“I staged the girls as a standing army of teenaged runaways in resistance to patriarchal ideals,” says Justine Kurland of her Girl Pictures, taken over 20 years spent on the road in the North American wilderness
The various faces of the North American wilderness are riven with iconography of romance, rebellion, escape and freedom. Here cowboys fought Indians, Butch Cassidy and the Sundance Kid evaded justice, Henry David Thoreau lived in the woods, Jack Kerouac went on the road and Timothy Treadwell tried to understand grizzly bears. It’s a profoundly masculine narrative, all John Wayne, Beat poets and Huckleberry Finn. But where are the girls?
Obviously there have been women on the road, running and rebelling just as hard as the boys. Photographer Justine Kurland was one of them. For 20 years, she went on many-month-long road trips across the United States in an old green van, exploring and taking pictures. She had a number of subjects, but between 1997 and 2002 she focused on the Girl Pictures, staging images inspired by teenage runaways, images redolent with modernity and myth.
“I staged the girls as a standing army of teenaged runaways in resistance to patriarchal ideals,” she says. “The girls in these photographs have gathered together in solidarity, claiming territory outside the margins of family and institutions.”
Kurland would scout evocative locations, often with links to the 19th-century Western frontier, and recruit her youthful subjects from local towns and schools. “I never knew where I would end up or whom I would find,” she says, “so it was impossible to predetermine the outcome. I allowed my narratives to unravel as I constructed them. I wanted the pictures to contain both my projection and the actuality of the situation.”
What is presented is an otherworldly version of female life in the wild, freed from the limits of patriarchal power. Boys are present only as victims – being tortured by nudity or overpowered by a “two-headed monster”. Otherwise, the world is female and made up of pagan, primal and prosaic activities – girls carrying home deer carcasses, swimming in green lakes, curled up together in makeshift tents, playing, camping, burning, eating, lounging, climbing, dancing, exploring.
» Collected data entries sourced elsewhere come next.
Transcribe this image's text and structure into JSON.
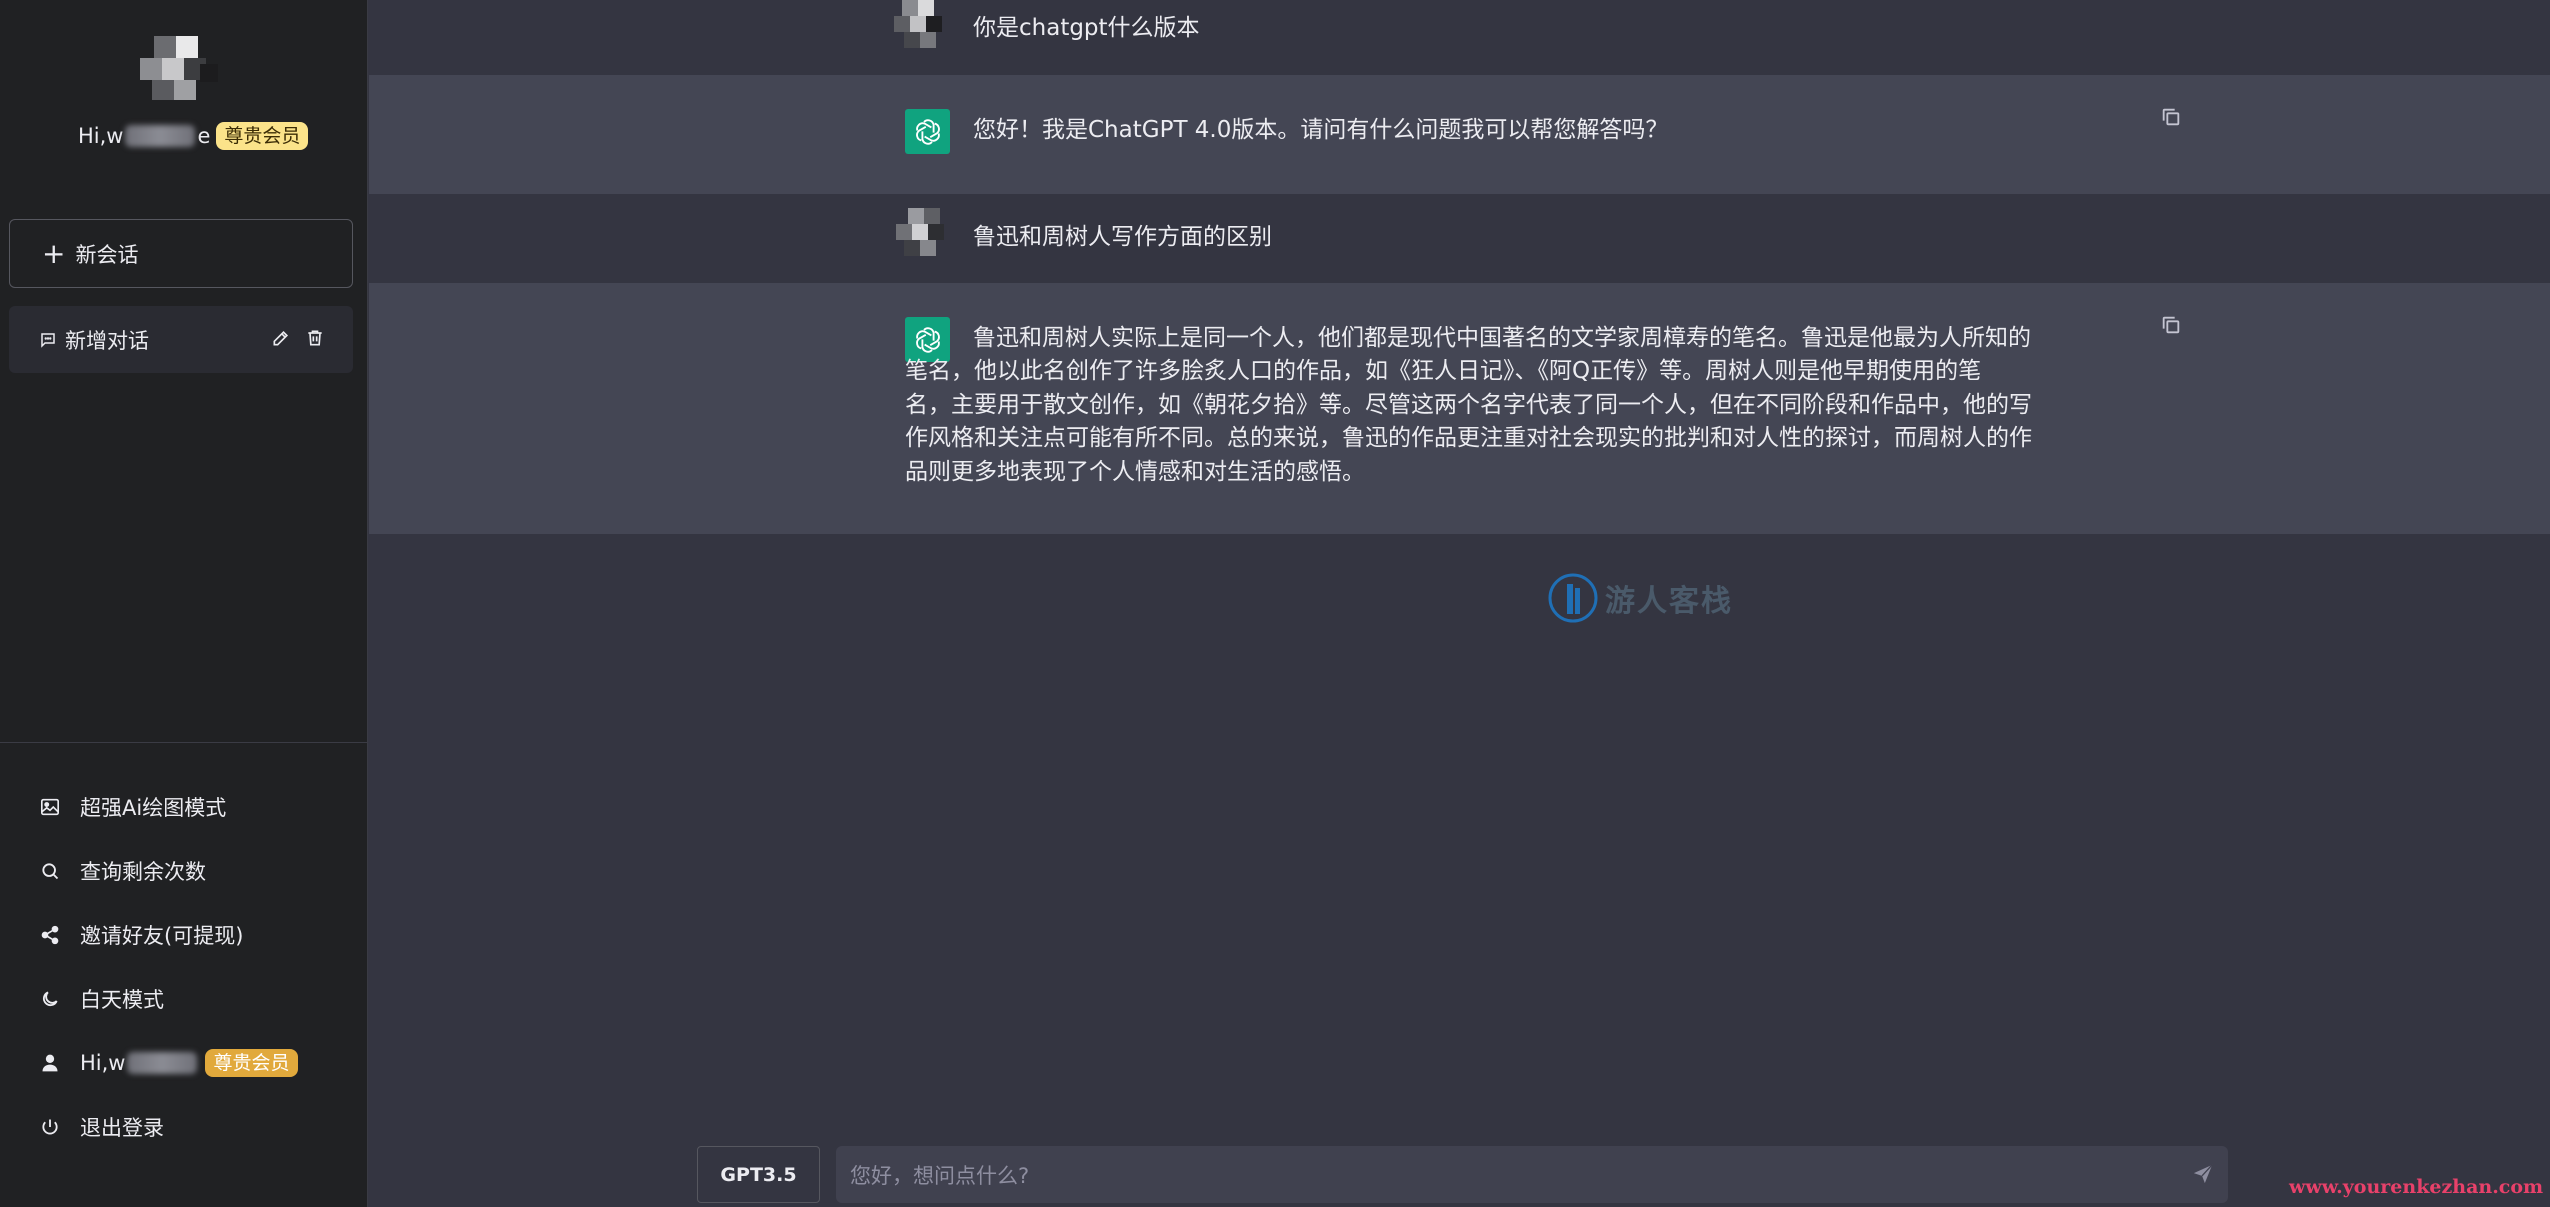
{
  "sidebar": {
    "greeting_prefix": "Hi,w",
    "greeting_suffix": "e",
    "member_badge": "尊贵会员",
    "new_chat_label": "新会话",
    "conversation": {
      "title": "新增对话"
    },
    "menu": [
      {
        "label": "超强Ai绘图模式",
        "icon": "image-icon"
      },
      {
        "label": "查询剩余次数",
        "icon": "search-icon"
      },
      {
        "label": "邀请好友(可提现)",
        "icon": "share-icon"
      },
      {
        "label": "白天模式",
        "icon": "moon-icon"
      },
      {
        "label": "Hi,w",
        "icon": "user-icon",
        "badge": "尊贵会员"
      },
      {
        "label": "退出登录",
        "icon": "power-icon"
      }
    ]
  },
  "messages": [
    {
      "role": "user",
      "text": "你是chatgpt什么版本"
    },
    {
      "role": "assistant",
      "text": "您好！我是ChatGPT 4.0版本。请问有什么问题我可以帮您解答吗？"
    },
    {
      "role": "user",
      "text": "鲁迅和周树人写作方面的区别"
    },
    {
      "role": "assistant",
      "lines": [
        "鲁迅和周树人实际上是同一个人，他们都是现代中国著名的文学家周樟寿的笔名。鲁迅是他最为人所知的",
        "笔名，他以此名创作了许多脍炙人口的作品，如《狂人日记》、《阿Q正传》等。周树人则是他早期使用的笔",
        "名，主要用于散文创作，如《朝花夕拾》等。尽管这两个名字代表了同一个人，但在不同阶段和作品中，他的写",
        "作风格和关注点可能有所不同。总的来说，鲁迅的作品更注重对社会现实的批判和对人性的探讨，而周树人的作",
        "品则更多地表现了个人情感和对生活的感悟。"
      ]
    }
  ],
  "watermark": {
    "title": "游人客栈"
  },
  "input": {
    "model_label": "GPT3.5",
    "placeholder": "您好，想问点什么?"
  },
  "site_watermark": "www.yourenkezhan.com",
  "colors": {
    "sidebar_bg": "#202123",
    "main_bg": "#343541",
    "assistant_row_bg": "#444654",
    "bot_avatar": "#10a37f",
    "badge_yellow": "#fbe38a",
    "badge_gold": "#e1a93c"
  }
}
In one, two figures “make happy” in an abandoned car, in another they eat ketchup sandwiches, in another they emerge like dungaree-clad conquerors from under a bridge. The titles add to the atmosphere – The Sirens clamber up a roadside bank, The Guardian Angel sits on a scrubby bank by a motorway, Blood Sisters lie entangled under a tarpaulin.
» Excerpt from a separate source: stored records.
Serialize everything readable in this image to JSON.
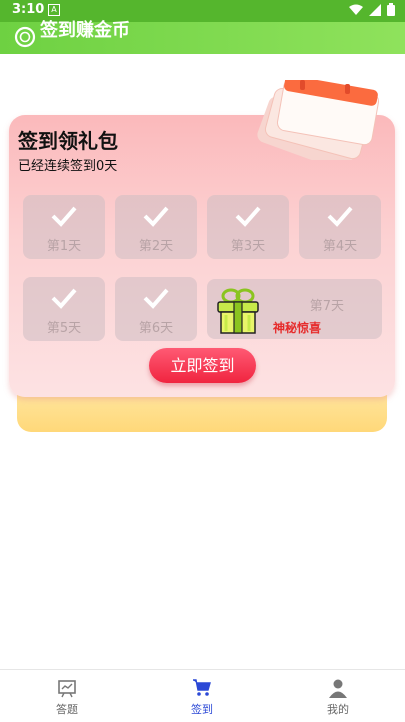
{
  "status_bar": {
    "time": "3:10",
    "notification_icon": "A"
  },
  "app_bar": {
    "title": "签到赚金币"
  },
  "checkin": {
    "title": "签到领礼包",
    "subtitle": "已经连续签到0天",
    "days": [
      "第1天",
      "第2天",
      "第3天",
      "第4天",
      "第5天",
      "第6天",
      "第7天"
    ],
    "surprise": "神秘惊喜",
    "button": "立即签到"
  },
  "nav": {
    "items": [
      {
        "label": "答题",
        "icon": "quiz-icon"
      },
      {
        "label": "签到",
        "icon": "cart-icon"
      },
      {
        "label": "我的",
        "icon": "person-icon"
      }
    ],
    "active_color": "#2c49d6"
  },
  "colors": {
    "accent_green": "#55b62d",
    "button_red": "#f0243f",
    "surprise_red": "#e62b2b"
  }
}
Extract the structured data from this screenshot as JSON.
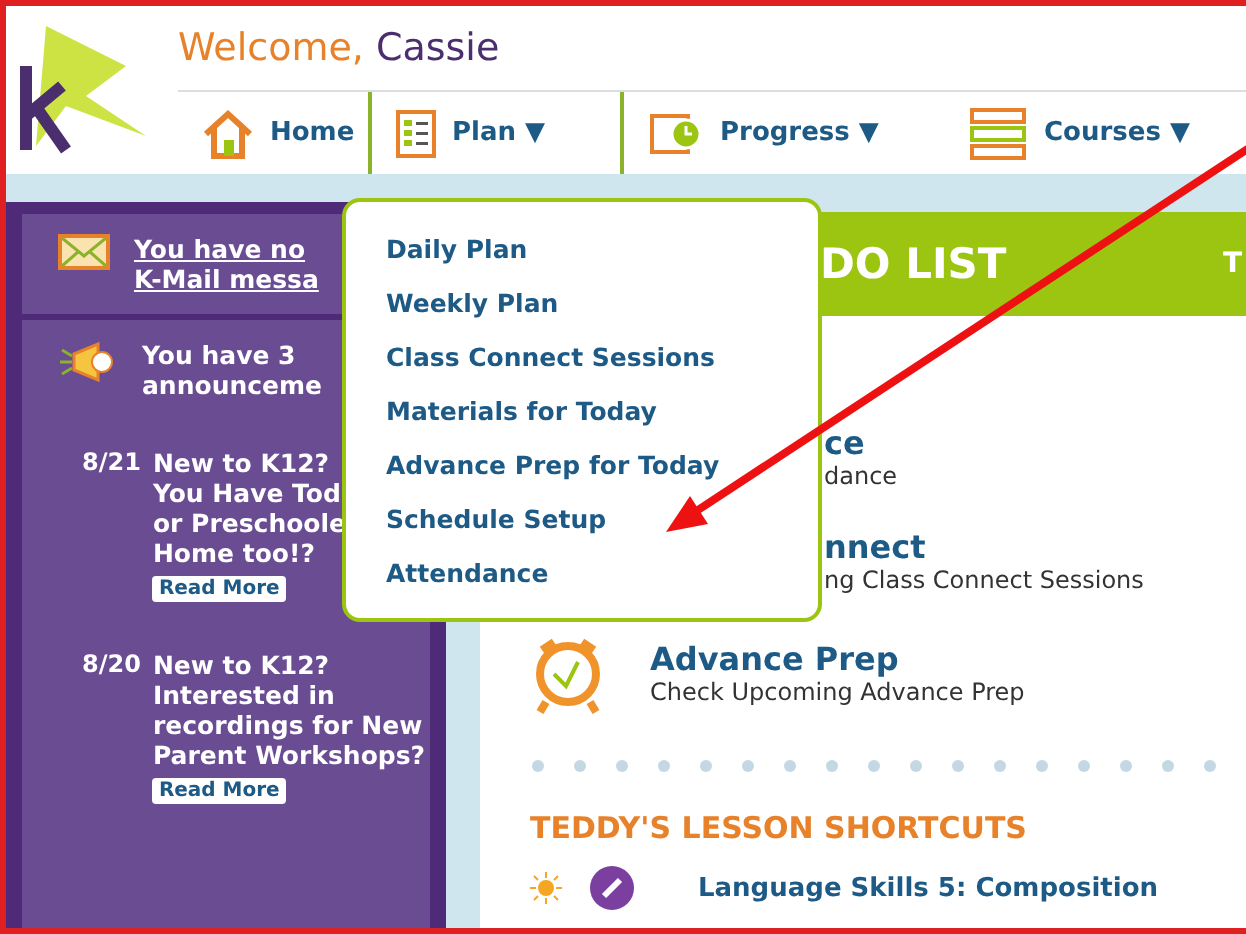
{
  "header": {
    "greeting": "Welcome,",
    "user": "Cassie",
    "nav": [
      {
        "label": "Home",
        "selected": false
      },
      {
        "label": "Plan",
        "caret": "▼",
        "selected": true
      },
      {
        "label": "Progress",
        "caret": "▼",
        "selected": false
      },
      {
        "label": "Courses",
        "caret": "▼",
        "selected": false
      }
    ]
  },
  "plan_menu": {
    "items": [
      "Daily Plan",
      "Weekly Plan",
      "Class Connect Sessions",
      "Materials for Today",
      "Advance Prep for Today",
      "Schedule Setup",
      "Attendance"
    ]
  },
  "sidebar": {
    "kmail": [
      "You have no",
      "K-Mail messa"
    ],
    "announcements": [
      "You have 3",
      "announceme"
    ],
    "news": [
      {
        "date": "8/21",
        "lines": [
          "New to K12?",
          "You Have Tod",
          "or Preschoole",
          "Home too!?"
        ],
        "button": "Read More"
      },
      {
        "date": "8/20",
        "lines": [
          "New to K12?",
          "Interested in",
          "recordings for New",
          "Parent Workshops?"
        ],
        "button": "Read More"
      }
    ]
  },
  "todo": {
    "title": "DO LIST",
    "title_right": "T",
    "items": [
      {
        "kind": "text",
        "title": "ce",
        "subtitle": "dance"
      },
      {
        "kind": "text",
        "title": "nnect",
        "subtitle": "ng Class Connect Sessions"
      },
      {
        "kind": "icon",
        "title": "Advance Prep",
        "subtitle": "Check Upcoming Advance Prep"
      }
    ],
    "shortcuts_title": "TEDDY'S LESSON SHORTCUTS",
    "shortcuts": [
      {
        "label": "Language Skills 5: Composition"
      }
    ]
  }
}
But while myth and legend are woven into the pictures, so too are grit and ugliness. A cluster of teenagers are “shipwrecked” in a burnt-out car; one climbs a blossom-soaked tree framed by a motorway and a looming industrial coastline; the girl in flight from a forest fire streaming smoke might genuinely be in peril. We understand these pictures are part invention, but the truths pile up – not least in the clothes. The ubiquitous hoodies, tank tops, baggy jeans, combat trousers, oversized shirts are too familiar to be a costume. These girls are not creations, they are creating versions of themselves, or even idealised versions of Kurland’s own girlhood.
She says, “I was interested in girls because of their potential becoming. I wanted to warn them away from adulthood, and retroactively to correct what I hadn’t been able to fix for myself – becoming complicit economically, culturally and politically.”
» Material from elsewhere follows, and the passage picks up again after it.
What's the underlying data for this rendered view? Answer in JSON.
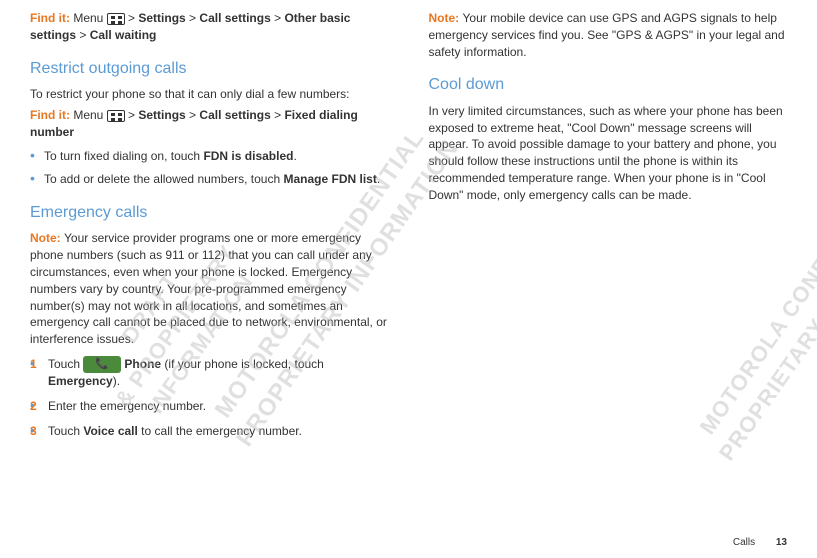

20 years on, an exhibition at Mitchell-Innes & Nash is the first presentation of the artist’s complete first printing of the Girl Pictures. Politically and personally, they continue to resonate. Right now women have been forced into the streets to campaign for protection of their bodies and rights, and this spirit aligns with Kurland’s adventuring runaways. “It’s necessary to look at this work in the context of our current political situation, where human rights are under constant attack. The girls in my photographs have been marching for 20 years to build a world that is possible to live in.”
For Kurland, she returns to her images as a newly stationary artist. Her green van was totalled a few years ago, effectively ending her life on the road. She has begun to explore her roots, while putting down new ones of her own. “In many ways, my road trips were about putting as much distance between me and myself as I could, about going as far away as my car could take me. I decided to go back to see what I was running from.”
As for the girls themselves – “None of them live in girl collectives as I imagined. But dreams make way for other dreams. I like to think that no matter what, they sometimes look at the pictures and remember, however briefly, that they were once free.”
Justine Kurland: Girl Pictures, 1997-2002 runs until June 29, 2018 at Mitchell-Innes & Nash.